それでも心配をしてくれる気持ちは嬉しかった。誰にも頼らず、一人で生きていくことなんてできないのだから。
「あ……ごめんなさい、マナおばさま。あたし、晩御飯作ろうと思って。そのまま眠ってしまっていたんですね」
そう言いながら顔を上げたのは若い娘。長く尖った耳はエルフ族の証だ。
薄い桃色の長い髪は癖が強く、あちこちに跳ねてしまっている。これは激しい寝癖ではなく元々の癖毛のようだ。
仄かにピンクに染まった白い肌。ぱっちりとした大きな赤い瞳。薔薇色の唇。よく見れば美人の部類の容姿である。
「晩御飯だって? おいおい、もう夜の十時を過ぎてるよ」
「うふふ、今日は何にしようかなって献立考えていたら寝ちゃってました。これじゃあもうお夜食の時間ですね」
「仕方がないよ。ヴィス、あんた長老が病に倒れてから殆ど寝てないんだろ? 後はあたしに任せて休んでな」
「……でも」
「差し入れ持ってきたからこれ食べてから寝るんだ。ほら茸の炊き込みご飯と人参の甘煮、ヴィスの好物だろ?」
「ありがとうございます。マナおばさまの炊き込みご飯、あたし大好きなんです。懐かしい味がして」
疲れの色がありありと顔に浮かびながらも笑って見せる彼女に、中年の女エルフは深く溜息をついた。
二人が話しているのは簡素な家の居間である。決して広いとはいえないが、生活感がある。居心地の良い居間だ。

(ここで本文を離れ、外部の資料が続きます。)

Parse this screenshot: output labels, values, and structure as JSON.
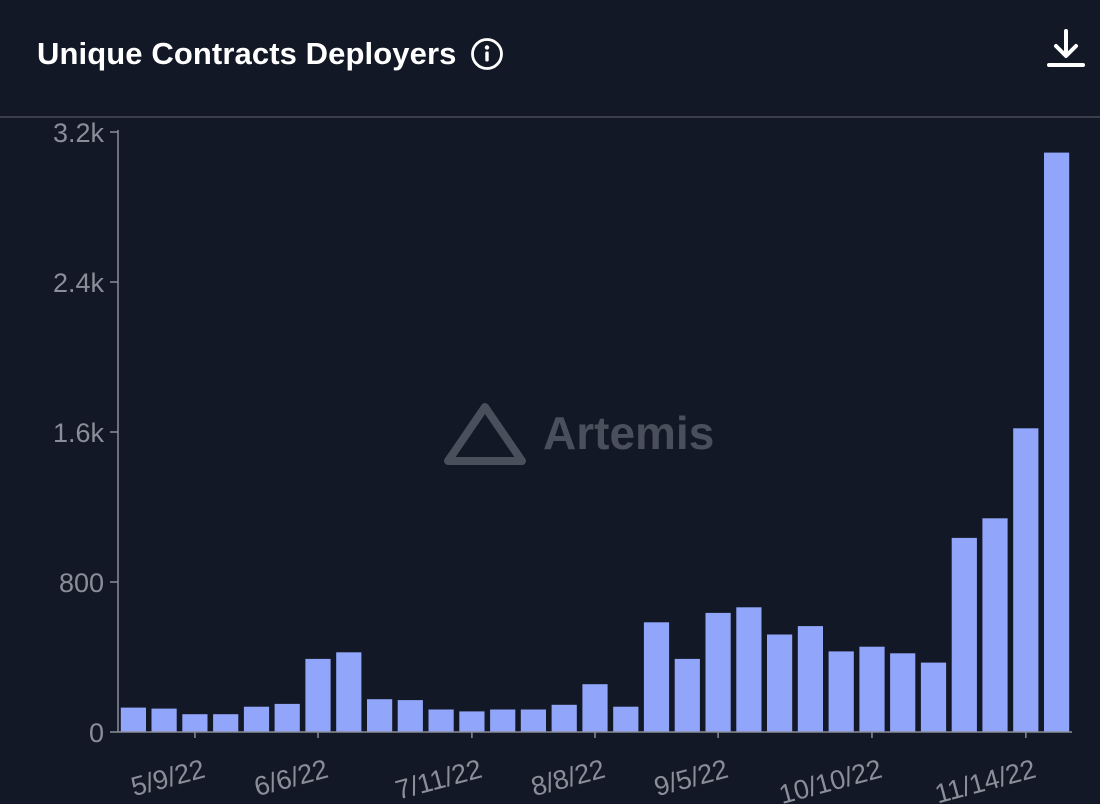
{
  "header": {
    "title": "Unique Contracts Deployers",
    "info_icon": "info-circle-icon",
    "download_icon": "download-icon"
  },
  "watermark": {
    "text": "Artemis",
    "icon": "triangle-logo-icon"
  },
  "colors": {
    "background": "#131826",
    "bar": "#91a6fa",
    "axis": "#8a8e99",
    "watermark": "#4a4f5c"
  },
  "chart_data": {
    "type": "bar",
    "title": "Unique Contracts Deployers",
    "xlabel": "",
    "ylabel": "",
    "ylim": [
      0,
      3200
    ],
    "y_ticks": [
      0,
      800,
      1600,
      2400,
      3200
    ],
    "y_tick_labels": [
      "0",
      "800",
      "1.6k",
      "2.4k",
      "3.2k"
    ],
    "x_tick_labels": [
      "5/9/22",
      "6/6/22",
      "7/11/22",
      "8/8/22",
      "9/5/22",
      "10/10/22",
      "11/14/22"
    ],
    "x_tick_positions": [
      2,
      6,
      11,
      15,
      19,
      24,
      29
    ],
    "values": [
      130,
      125,
      95,
      95,
      135,
      150,
      390,
      425,
      175,
      170,
      120,
      110,
      120,
      120,
      145,
      255,
      135,
      585,
      390,
      635,
      665,
      520,
      565,
      430,
      455,
      420,
      370,
      1035,
      1140,
      1620,
      3090
    ],
    "grid": false,
    "legend": "none"
  }
}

居間の奥には短い廊下が続いており、その向こうは長老と呼ばれる者の寝室だった。
「もう一ヶ月になるかね。……マシュリ長老が病に倒れてから」
「あたし達の調合したどのお薬も効かないなんて、おばあちゃんを眠らせている病気は一体何なんでしょうか」
「ただ流行り病ではないことだけは確かだね。そして、どの文献にも載っていない原因不明の病だ」
「生き字引のトトじじさまも見たことがない症状だと言っていました。もしかしたら、新種の病かもしれません」
「新種の病だとしたら困ったことになったね。うちらは二十年以上も外界とは繋がりを持たずに生きてきたんだし」
「……ええ。新種の病に対して、あたし達の知らない治療法が生み出されているのかもしれません」
一ヶ月ほど前から奥で死んだように眠り続けているのは、彼女のたった一人の身内である祖母マシュリだ。
表情に影を落とした彼女は拳を握りしめ、奥の廊下へと顔を向ける。この位置からでは寝室の様子は分からない。